Oggi l’onesto Di
Pietro si rilancia sul “Corriere della sera”, dieci anni
fa era “Le Monde”.
“Di Pietro sproloquia, su un “Le Monde”
eccessivamente compiacente, di quando tolse “il coperchio alla democrazia”. Non
alla corruzione, alla democrazia. Dice da sé, in prima persona, quello che si
sapeva: che Mani Pulite è una deriva anti-democratica. Bisognerà cercare dunque
il Piano di Rinascita di Di Pietro, dopo quello di Gelli.
“«Le Monde» ha letteralmente ripescato Di
Pietro dal nulla. E questo dimostra un’altra cosa che si sapeva di Mani Pulite:
che ha avuto osservatori molto interessati al suo successo, francesi e tedeschi
più che americani. E anche qualche suggeritore:
gente che sapeva chi aveva avuto accesso a certe tangenti – certe
speciali tangenti e non altre, non tutte. In che misura esattamente. E dove le
nascondeva. Ma qui con prudenza: qualche potentato politico che non ne era
parte della combine, qualche banca o
banchiere “svizzero” per tenersi il malloppo.

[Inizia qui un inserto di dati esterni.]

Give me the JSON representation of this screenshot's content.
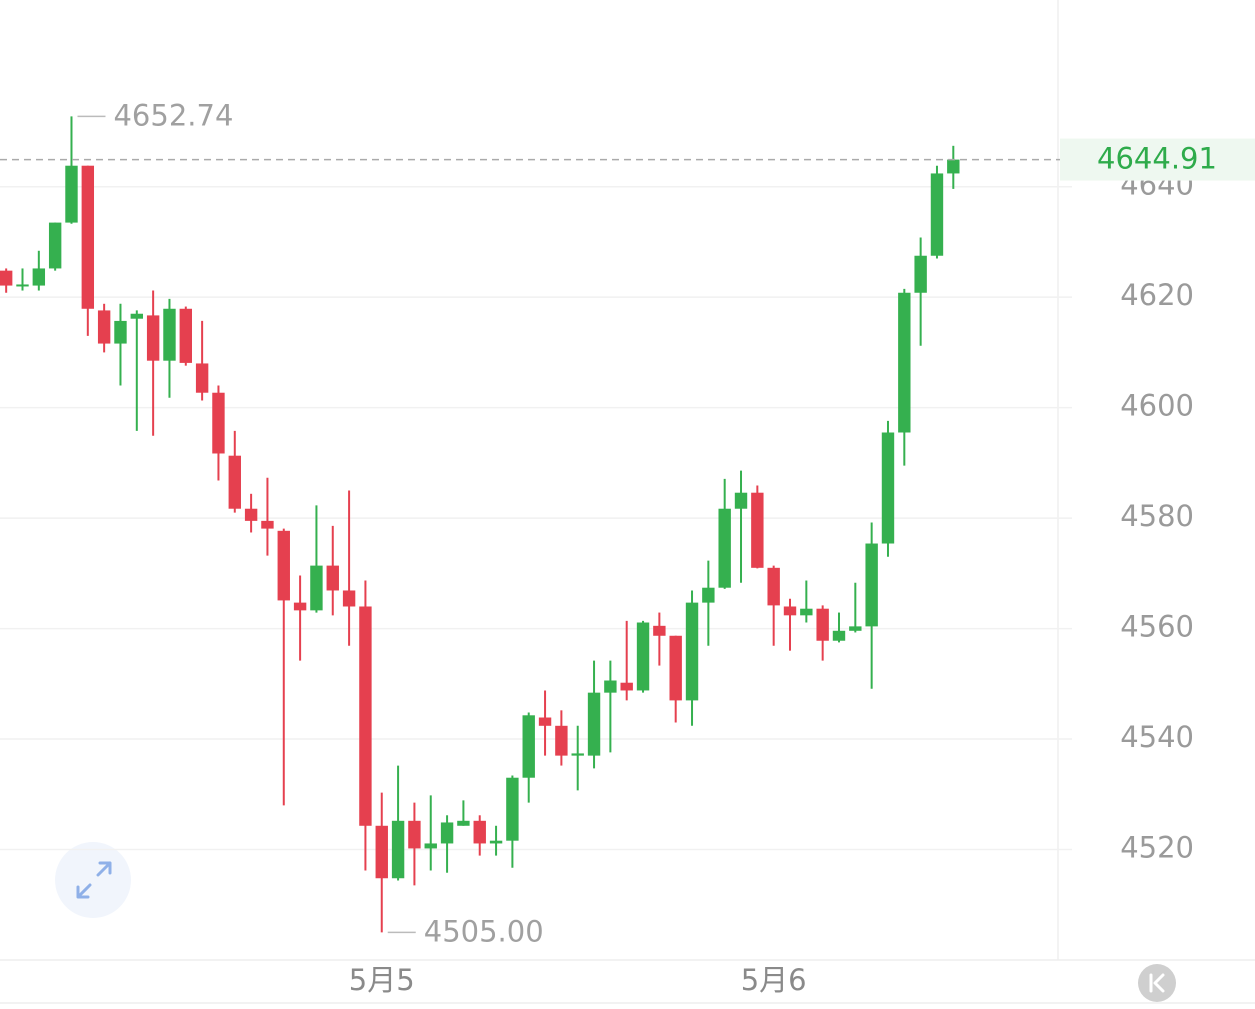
{
  "chart_data": {
    "type": "candlestick",
    "categories": [
      null,
      null,
      null,
      null,
      null,
      null,
      null,
      null,
      null,
      null,
      null,
      null,
      null,
      null,
      null,
      null,
      null,
      null,
      null,
      null,
      null,
      null,
      null,
      "5月5",
      null,
      null,
      null,
      null,
      null,
      null,
      null,
      null,
      null,
      null,
      null,
      null,
      null,
      null,
      null,
      null,
      null,
      null,
      null,
      null,
      null,
      null,
      null,
      "5月6",
      null,
      null,
      null,
      null,
      null,
      null,
      null,
      null,
      null,
      null,
      null
    ],
    "open": [
      4624.8,
      4622.1,
      4622.1,
      4625.2,
      4633.5,
      4643.8,
      4617.6,
      4611.6,
      4616.1,
      4616.7,
      4608.5,
      4617.9,
      4608.0,
      4602.7,
      4591.3,
      4581.7,
      4579.5,
      4577.7,
      4564.7,
      4563.3,
      4571.4,
      4566.9,
      4564.0,
      4524.3,
      4514.8,
      4525.2,
      4520.2,
      4521.1,
      4524.3,
      4525.2,
      4521.1,
      4521.6,
      4533.0,
      4543.9,
      4542.4,
      4537.0,
      4537.0,
      4548.4,
      4550.2,
      4548.8,
      4560.5,
      4558.7,
      4547.0,
      4564.7,
      4567.4,
      4581.7,
      4584.6,
      4571.0,
      4564.0,
      4562.4,
      4563.6,
      4557.8,
      4559.6,
      4560.4,
      4575.4,
      4595.5,
      4620.8,
      4627.5,
      4642.4
    ],
    "high": [
      4625.2,
      4625.2,
      4628.4,
      4633.5,
      4652.74,
      4643.8,
      4618.8,
      4618.8,
      4617.6,
      4621.2,
      4619.7,
      4618.3,
      4615.7,
      4604.0,
      4595.8,
      4584.4,
      4587.3,
      4578.1,
      4569.6,
      4582.3,
      4578.6,
      4585.0,
      4568.7,
      4530.3,
      4535.2,
      4528.5,
      4529.8,
      4526.2,
      4528.9,
      4526.2,
      4524.3,
      4533.4,
      4544.8,
      4548.8,
      4545.2,
      4542.4,
      4554.2,
      4554.2,
      4561.4,
      4561.4,
      4562.9,
      4558.7,
      4566.9,
      4572.3,
      4587.1,
      4588.6,
      4585.9,
      4571.4,
      4565.4,
      4568.7,
      4564.2,
      4562.9,
      4568.3,
      4579.2,
      4597.6,
      4621.5,
      4630.8,
      4643.8,
      4647.4
    ],
    "low": [
      4620.8,
      4621.2,
      4621.2,
      4624.8,
      4633.3,
      4613.0,
      4610.0,
      4604.0,
      4595.8,
      4594.9,
      4601.8,
      4607.6,
      4601.3,
      4586.8,
      4581.0,
      4577.4,
      4573.2,
      4528.0,
      4554.2,
      4562.9,
      4562.4,
      4556.9,
      4516.2,
      4505.0,
      4514.4,
      4513.5,
      4516.2,
      4515.8,
      4524.3,
      4518.9,
      4518.9,
      4516.7,
      4528.5,
      4537.0,
      4535.2,
      4530.7,
      4534.7,
      4537.6,
      4547.0,
      4548.4,
      4553.3,
      4543.0,
      4542.4,
      4556.9,
      4567.2,
      4568.3,
      4570.9,
      4556.9,
      4556.0,
      4561.1,
      4554.2,
      4557.5,
      4559.3,
      4549.1,
      4573.0,
      4589.5,
      4611.2,
      4627.0,
      4639.6
    ],
    "close": [
      4622.1,
      4622.3,
      4625.2,
      4633.5,
      4643.8,
      4617.9,
      4611.6,
      4615.7,
      4617.0,
      4608.5,
      4617.9,
      4608.1,
      4602.7,
      4591.7,
      4581.7,
      4579.5,
      4578.1,
      4565.1,
      4563.3,
      4571.4,
      4566.9,
      4564.0,
      4524.3,
      4514.8,
      4525.2,
      4520.2,
      4521.1,
      4524.9,
      4525.2,
      4521.1,
      4521.6,
      4533.0,
      4544.3,
      4542.4,
      4537.0,
      4537.4,
      4548.4,
      4550.6,
      4548.8,
      4561.1,
      4558.7,
      4547.0,
      4564.7,
      4567.4,
      4581.7,
      4584.6,
      4571.0,
      4564.2,
      4562.4,
      4563.6,
      4557.8,
      4559.6,
      4560.4,
      4575.4,
      4595.5,
      4620.8,
      4627.5,
      4642.4,
      4644.91
    ],
    "up_color": "#35b04f",
    "down_color": "#e5404f",
    "ylim": [
      4500,
      4673.8
    ],
    "yticks": [
      4520,
      4540,
      4560,
      4580,
      4600,
      4620,
      4640
    ],
    "grid": true,
    "high_label": {
      "value": 4652.74,
      "label": "4652.74"
    },
    "low_label": {
      "value": 4505,
      "label": "4505.00"
    },
    "last_price": {
      "value": 4644.91,
      "label": "4644.91",
      "color": "#2eab4b"
    }
  }
}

Abbiamo anche avuto un Di Pietro
stile Madison Avenue, padrone della comunicazione, che rubava il palcoscenico al
suo capo Borrelli e a ogni altra personalità, compreso il vittorioso Prodi del
1996 – a quarantott’ore dalle elezioni i titoli erano per Di Pietro e non per
Prodi, che aveva fato la campagna elettorale e l’aveva vinta: Di Pietro
pretendeva di diventare ministro (e lo diventò, per meriti propri?)
Tanto eccelso, l’uomo ci ha messo
poco a scomparire nel nulla. Conta meno di Buttiglione. Anche come pareri.
Nessuno a”Repubblica”, il giornale dei suoi “grandi amici” (così si definiva
Corrado Passera al telefono con Di Pietro, anche per conto del suo patron di
allora, l’editore svizzero Carlo De Benedetti), penserebbe oggi di chiedere a
Di Pietro cosa ne pensi, nemmeno in un riquadro.
“«Le Monde» ne segnerà la rinascita.
Magari con un suo partito? La scommessa non sembra difficile”.